Seguidores

domingo, 4 de abril de 2021

Mi delirio sobre el Soto Rosa ( 5 décadas)

 He dormido, he soñado, he querido patear la pelota, he querido vestirme con esos colores, he querido ¡solo querido!

Buscaré entre mis sueños, si fue eso, solo un sueño o en algún momento hubo algo de realidad, un vestigio de realidad, porque me hubiese gustado sudarla como el gran Richard, Ruberth, Ildemaro, Martín, René, Scarpeccio, Scaminacci como otros, otros tantos.

Desde la tribuna es emocionante ¡muy emocionante! Allí yacen gritos, recuerdos, lágrimas, tristezas, pero no aparezco en los libros, en las fotos, en las reseñas, solo en un lugar de la tribuna que otro domingo será ocupado por otro y otro y otro, hasta que queden vacías a final de la temporada.

No puedo negar que sale de mi ser, en mis mensajes, en mi verbo, en mi existir, los colores por un equipo. Los colores de un equipo no se cambian y aunque quieras, no puedes, por el mero hecho de querer, ni tener otro, ni otro, ni otro.

Trece escalones son justo los que separan el terreno firme de la primera parte de la tribuna. ¡Trece pasos! Muchos atañen un trece a la mala suerte, pero trece es exactamente la cantidad de escalones entre lo normal y lo sublime, entre lo ordinario y lo extraordinario, entre la paz y la guerra.

Trece escalones conté entre el nivel del estadio a 1.600 m.s.n.m de la ciudad y algo más, algo místico porque lo es, en una universidad con una ciudad por dentro. A medida que vas subiendo esos 13 escalones vas comprendiendo la diferencia entre respirar y alentar, entre temblar y vibrar, entre mirar y ver, entre escuchar y oír. Al final, al décimo tercer escalón, cuando sientes la tribuna, la principal y te encandila el campo, todo empieza a tomar otra dimensión.
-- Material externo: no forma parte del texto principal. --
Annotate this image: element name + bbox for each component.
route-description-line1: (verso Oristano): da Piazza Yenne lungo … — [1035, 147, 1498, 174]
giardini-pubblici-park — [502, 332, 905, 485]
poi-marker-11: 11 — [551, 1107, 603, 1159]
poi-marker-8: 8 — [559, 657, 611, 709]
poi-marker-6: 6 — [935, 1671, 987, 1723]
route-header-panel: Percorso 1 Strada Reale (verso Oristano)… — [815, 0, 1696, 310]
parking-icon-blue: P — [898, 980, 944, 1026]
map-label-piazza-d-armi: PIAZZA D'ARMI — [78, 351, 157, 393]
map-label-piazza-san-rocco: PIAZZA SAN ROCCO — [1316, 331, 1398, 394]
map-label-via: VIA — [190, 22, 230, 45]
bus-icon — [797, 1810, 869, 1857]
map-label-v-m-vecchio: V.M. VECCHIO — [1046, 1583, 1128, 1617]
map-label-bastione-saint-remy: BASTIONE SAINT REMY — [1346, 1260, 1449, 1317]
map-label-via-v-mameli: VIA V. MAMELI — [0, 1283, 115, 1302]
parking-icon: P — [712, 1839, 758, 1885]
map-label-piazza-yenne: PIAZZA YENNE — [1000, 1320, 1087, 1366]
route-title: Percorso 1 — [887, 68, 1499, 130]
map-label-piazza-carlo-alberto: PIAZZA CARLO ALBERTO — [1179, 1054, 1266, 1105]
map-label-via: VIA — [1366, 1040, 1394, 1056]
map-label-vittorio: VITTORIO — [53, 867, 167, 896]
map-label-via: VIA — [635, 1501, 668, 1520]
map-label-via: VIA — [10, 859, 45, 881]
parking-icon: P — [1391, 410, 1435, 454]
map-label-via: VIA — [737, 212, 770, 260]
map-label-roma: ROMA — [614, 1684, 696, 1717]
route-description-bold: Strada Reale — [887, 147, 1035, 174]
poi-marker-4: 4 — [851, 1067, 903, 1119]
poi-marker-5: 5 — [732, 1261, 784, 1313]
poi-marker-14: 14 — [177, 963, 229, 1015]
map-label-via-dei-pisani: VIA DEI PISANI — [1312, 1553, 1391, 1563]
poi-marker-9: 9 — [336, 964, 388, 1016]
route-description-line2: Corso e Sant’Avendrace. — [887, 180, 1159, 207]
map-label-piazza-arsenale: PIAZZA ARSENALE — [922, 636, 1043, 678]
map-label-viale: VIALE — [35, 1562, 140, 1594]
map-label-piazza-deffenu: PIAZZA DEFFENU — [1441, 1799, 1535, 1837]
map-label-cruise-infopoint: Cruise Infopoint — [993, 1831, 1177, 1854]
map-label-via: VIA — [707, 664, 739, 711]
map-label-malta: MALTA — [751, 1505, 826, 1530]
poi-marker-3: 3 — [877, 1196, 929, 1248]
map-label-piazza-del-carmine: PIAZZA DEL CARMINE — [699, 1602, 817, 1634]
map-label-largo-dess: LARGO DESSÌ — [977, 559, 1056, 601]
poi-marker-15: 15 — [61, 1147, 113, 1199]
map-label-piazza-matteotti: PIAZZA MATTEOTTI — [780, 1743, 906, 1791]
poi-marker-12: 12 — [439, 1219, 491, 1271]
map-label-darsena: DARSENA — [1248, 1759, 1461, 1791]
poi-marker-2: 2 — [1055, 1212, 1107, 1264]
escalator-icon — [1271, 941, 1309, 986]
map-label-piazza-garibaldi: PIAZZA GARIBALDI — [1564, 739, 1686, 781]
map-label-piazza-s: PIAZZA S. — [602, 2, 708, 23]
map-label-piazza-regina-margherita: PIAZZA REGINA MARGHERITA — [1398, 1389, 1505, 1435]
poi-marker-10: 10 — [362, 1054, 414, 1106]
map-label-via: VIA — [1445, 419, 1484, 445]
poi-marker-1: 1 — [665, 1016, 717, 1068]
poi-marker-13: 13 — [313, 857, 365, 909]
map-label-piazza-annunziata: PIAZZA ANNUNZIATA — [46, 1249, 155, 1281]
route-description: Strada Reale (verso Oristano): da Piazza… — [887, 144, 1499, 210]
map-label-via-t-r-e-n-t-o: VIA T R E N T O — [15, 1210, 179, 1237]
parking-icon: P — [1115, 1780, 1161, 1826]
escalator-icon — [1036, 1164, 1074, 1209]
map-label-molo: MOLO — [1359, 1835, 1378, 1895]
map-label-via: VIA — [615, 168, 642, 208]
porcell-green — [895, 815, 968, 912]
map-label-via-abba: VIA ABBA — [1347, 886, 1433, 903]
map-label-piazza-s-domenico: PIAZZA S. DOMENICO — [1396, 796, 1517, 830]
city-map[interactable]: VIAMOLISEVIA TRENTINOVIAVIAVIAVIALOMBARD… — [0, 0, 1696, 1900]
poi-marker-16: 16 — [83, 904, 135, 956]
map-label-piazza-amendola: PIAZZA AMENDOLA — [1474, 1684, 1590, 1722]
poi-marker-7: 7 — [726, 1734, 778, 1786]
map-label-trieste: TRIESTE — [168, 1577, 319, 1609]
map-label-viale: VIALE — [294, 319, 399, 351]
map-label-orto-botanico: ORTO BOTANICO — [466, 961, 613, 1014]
Lo recuerdo como si fuera ayer, cuando te conocí, 12 de octubre de 1989, ese ascenso al décimo tercer escalón del Estadio Soto Rosa, aquella expectativa por ver algo nuevo, por ver una gesta de hidalguía que años después querría protagonizar, pero que, como muchos sueños o metas, se esfuman, desaparecen, pasan a la colección de fantasías.
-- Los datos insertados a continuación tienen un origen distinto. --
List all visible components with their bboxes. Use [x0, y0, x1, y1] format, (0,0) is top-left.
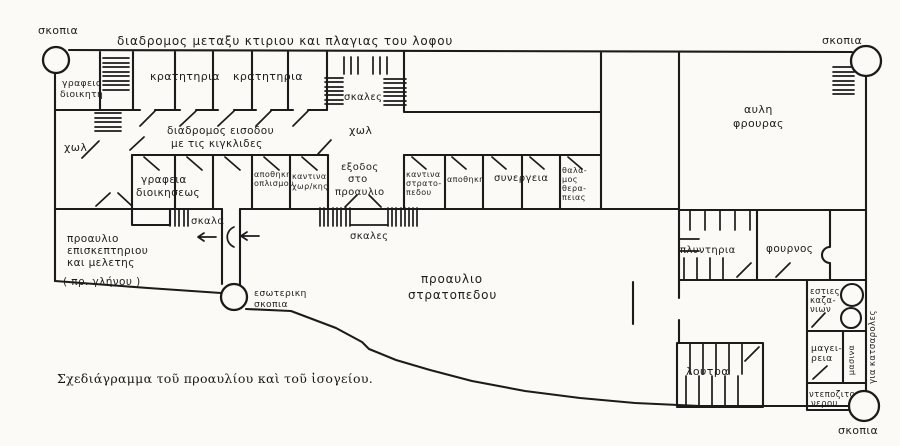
label-esoteriki-skopia-2: σκοπια — [254, 299, 288, 310]
watchtower-top-left-icon — [43, 47, 69, 73]
label-skopia-top-right: σκοπια — [822, 34, 862, 47]
label-diadromos-eisodou-1: διαδρομος εισοδου — [167, 125, 274, 137]
cauldron-2-icon — [841, 308, 861, 328]
label-grafeio-dioikiti-1: γραφειο — [62, 78, 102, 89]
label-apothiki-oplismou-1: αποθηκη — [254, 170, 292, 179]
stairs-hall-icon — [95, 113, 121, 131]
floor-plan-page: σκοπια διαδρομος μεταξυ κτιριου και πλαγ… — [0, 0, 900, 446]
label-kantina-strat-3: πεδου — [406, 188, 432, 197]
label-loutra: λουτρα — [686, 365, 729, 378]
label-esties-3: νιων — [810, 305, 831, 315]
terrain-line-right — [246, 309, 849, 406]
label-kratitiria-a: κρατητηρια — [150, 70, 220, 83]
walls-inner-corridor — [222, 209, 240, 285]
label-proavlio-episk-1: προαυλιο — [67, 233, 119, 245]
label-thalamos-1: θαλα- — [562, 166, 587, 175]
label-exodos-1: εξοδος — [341, 162, 379, 173]
floor-plan-drawing: σκοπια διαδρομος μεταξυ κτιριου και πλαγ… — [0, 0, 900, 446]
label-thalamos-4: πειας — [562, 193, 586, 202]
label-synergeia: συνεργεια — [494, 173, 548, 184]
label-thalamos-2: μος — [562, 175, 578, 184]
figure-caption: Σχεδιάγραμμα τοῦ προαυλίου καὶ τοῦ ἰσογε… — [57, 371, 373, 386]
label-proavlio-episk-2: επισκεπτηριου — [67, 245, 148, 257]
watchtower-top-right-icon — [851, 46, 881, 76]
label-diadromos-eisodou-2: με τις κιγκλιδες — [171, 138, 263, 150]
cauldron-1-icon — [841, 284, 863, 306]
label-exodos-3: προαυλιο — [335, 187, 384, 198]
label-kratitiria-b: κρατητηρια — [233, 70, 303, 83]
label-apothiki-oplismou-2: οπλισμου — [254, 179, 294, 188]
label-proavlio-strat-2: στρατοπεδου — [408, 288, 497, 302]
laundry-comb-top-icon — [690, 210, 750, 230]
label-proavlio-episk-3: και μελετης — [67, 257, 135, 269]
label-avli-frouras-1: αυλη — [744, 103, 773, 116]
label-grafeia-dioikiseos-1: γραφεια — [141, 174, 187, 186]
label-gia-katsaroles: για κατσαρολες — [868, 310, 878, 384]
stairs-top-right-icon — [833, 67, 854, 94]
label-proavlio-strat-1: προαυλιο — [421, 272, 483, 286]
cell-door-marks — [140, 111, 308, 126]
label-plyntiria: πλυντηρια — [680, 245, 736, 256]
label-skopia-bottom-right: σκοπια — [838, 424, 878, 437]
laundry-comb-bottom-icon — [684, 258, 723, 280]
stairs-south-right-icon — [388, 208, 417, 226]
stairs-mid-left-icon — [325, 78, 343, 104]
label-xol-left: χωλ — [64, 141, 87, 154]
stair-skala-icon — [170, 209, 188, 226]
label-grafeia-dioikiseos-2: διοικησεως — [136, 187, 200, 199]
label-ntepozito-2: νερου — [811, 399, 838, 409]
label-thalamos-3: θερα- — [562, 184, 586, 193]
wall-stair-landing — [132, 209, 170, 225]
plan-labels: σκοπια διαδρομος μεταξυ κτιριου και πλαγ… — [38, 24, 878, 437]
label-proavlio-episk-4: ( πρ. γλήνου ) — [63, 276, 141, 288]
label-skala: σκαλα — [191, 216, 224, 227]
label-xol-mid: χωλ — [349, 124, 372, 137]
window-combs-icon — [344, 57, 387, 74]
label-kantina-xorkis-2: χωρ/κης — [292, 182, 328, 191]
row-door-marks-right — [412, 157, 582, 169]
label-esoteriki-skopia-1: εσωτερικη — [254, 288, 307, 299]
baths-comb-bottom-icon — [686, 376, 738, 406]
label-apothiki: αποθηκη — [447, 175, 485, 184]
label-skopia-top-left: σκοπια — [38, 24, 78, 37]
stairs-top-left-icon — [103, 58, 129, 90]
gate-arc-icon — [227, 227, 234, 247]
arrow-left-2-icon — [241, 232, 259, 240]
wall-top-corridor — [69, 50, 852, 52]
wall-east-wing — [404, 52, 601, 112]
label-corridor-top: διαδρομος μεταξυ κτιριου και πλαγιας του… — [117, 34, 453, 48]
wall-oven-door-arc — [822, 210, 830, 280]
label-masina: μασινα — [847, 345, 856, 375]
label-kantina-strat-1: καντινα — [406, 170, 441, 179]
watchtower-inner-icon — [221, 284, 247, 310]
label-kantina-xorkis-1: καντινα — [292, 172, 327, 181]
label-skales-top: σκαλες — [344, 92, 382, 103]
label-avli-frouras-2: φρουρας — [733, 117, 784, 130]
label-kantina-strat-2: στρατο- — [406, 179, 442, 188]
label-mageireia-2: ρεια — [811, 353, 833, 364]
label-grafeio-dioikiti-2: διοικητη — [60, 89, 103, 100]
stairs-mid-right-icon — [384, 79, 406, 105]
arrow-left-icon — [198, 233, 216, 241]
label-exodos-2: στο — [348, 174, 368, 185]
label-fournos: φουρνος — [766, 243, 813, 255]
stairs-south-left-icon — [320, 208, 350, 226]
label-skales-bottom: σκαλες — [350, 231, 388, 242]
En ese estadio y con esos colores es donde he visto la mayor cantidad de divorcios, divorcios de personalidades entre su cuerpo y su alma, de su querer ser y su “ser”, personas comunes, con PhD., con sobriedad, transformadas en seres mortales, delirantes en todo su esplendor después de un gol, una roja, una derrota.

Hemos caído y caído muy bajo, pero también nos hemos levantado muy alto, siendo el orgullo de un país, que a veces cae bajo, muy bajo, pero también se ha levantado alto muy alto. Nuestra vitrina tiene pésimas batallas, pero también grandes guerras como ser cuarenta y cinco ¡Sí cuarenta y cinco del mundo! derrotando mexicanos, uruguayos, paraguayos, argentinos.

Dios es académico ¡y lo es! Estoy seguro. Luego de tantas plegarias, tantos rezos, tantas misas y promesas, Dios siempre estaba allí, tanto así que, en nuestro camino al calvario, en medio de los azotes y la crucifixión “dirigencial”, sudaste con nosotros y mientras intentamos limpiarte el rostro de sudor y quitarte el cansancio, nuestro cansancio, grabaste tu rostro en nuestro trapo, como en aquella sexta estación milagrosa ante la Verónica, ese trapo que hoy decora el estadio cada vez que jugamos.

Nuestro trapo blanco, muy blanco como la nieve que nunca ha cubierto nuestro gramado, pero que siempre está allí como yo, como nosotros, viendo, sufriendo, cayendo, como la mejor versión mítica de nuestra hincha número doce que Don Tulio Febres Cordero no alcanzó a escribir.  Siempre de espectadora, expectante, con aquel deseo de desprenderse, de desgarrar las piedras de las 5 Águilas y posarse en la tribuna, en la curva, en la norte o en la sur, a derretirse de pasión y alentar como nosotros.

Rojo, tal vez para muchos la sangre, pero no la que se derrama, sino la que nos hierve cuando la derrota nos cobija. Roja, caliente quizás como nuestro único signo de vida, porque hasta muertos nos han creído, cuando fuimos entregados, regalados, cedidos a pésimas manos.

Y pensándolo bien, no es sólo nuestra sangre, sino la de Don Guillermo Soto Rosa, el gran soñador, el soñador de soñadores que hoy no nos deja dormir, cuando seguimos creciendo, y creciendo bien, porque su sueño, su deseo, su palabra, su nombre, hoy transformado en decreto al decir con certeza hace 50 años “Se llamará Estudiantes de Mérida”.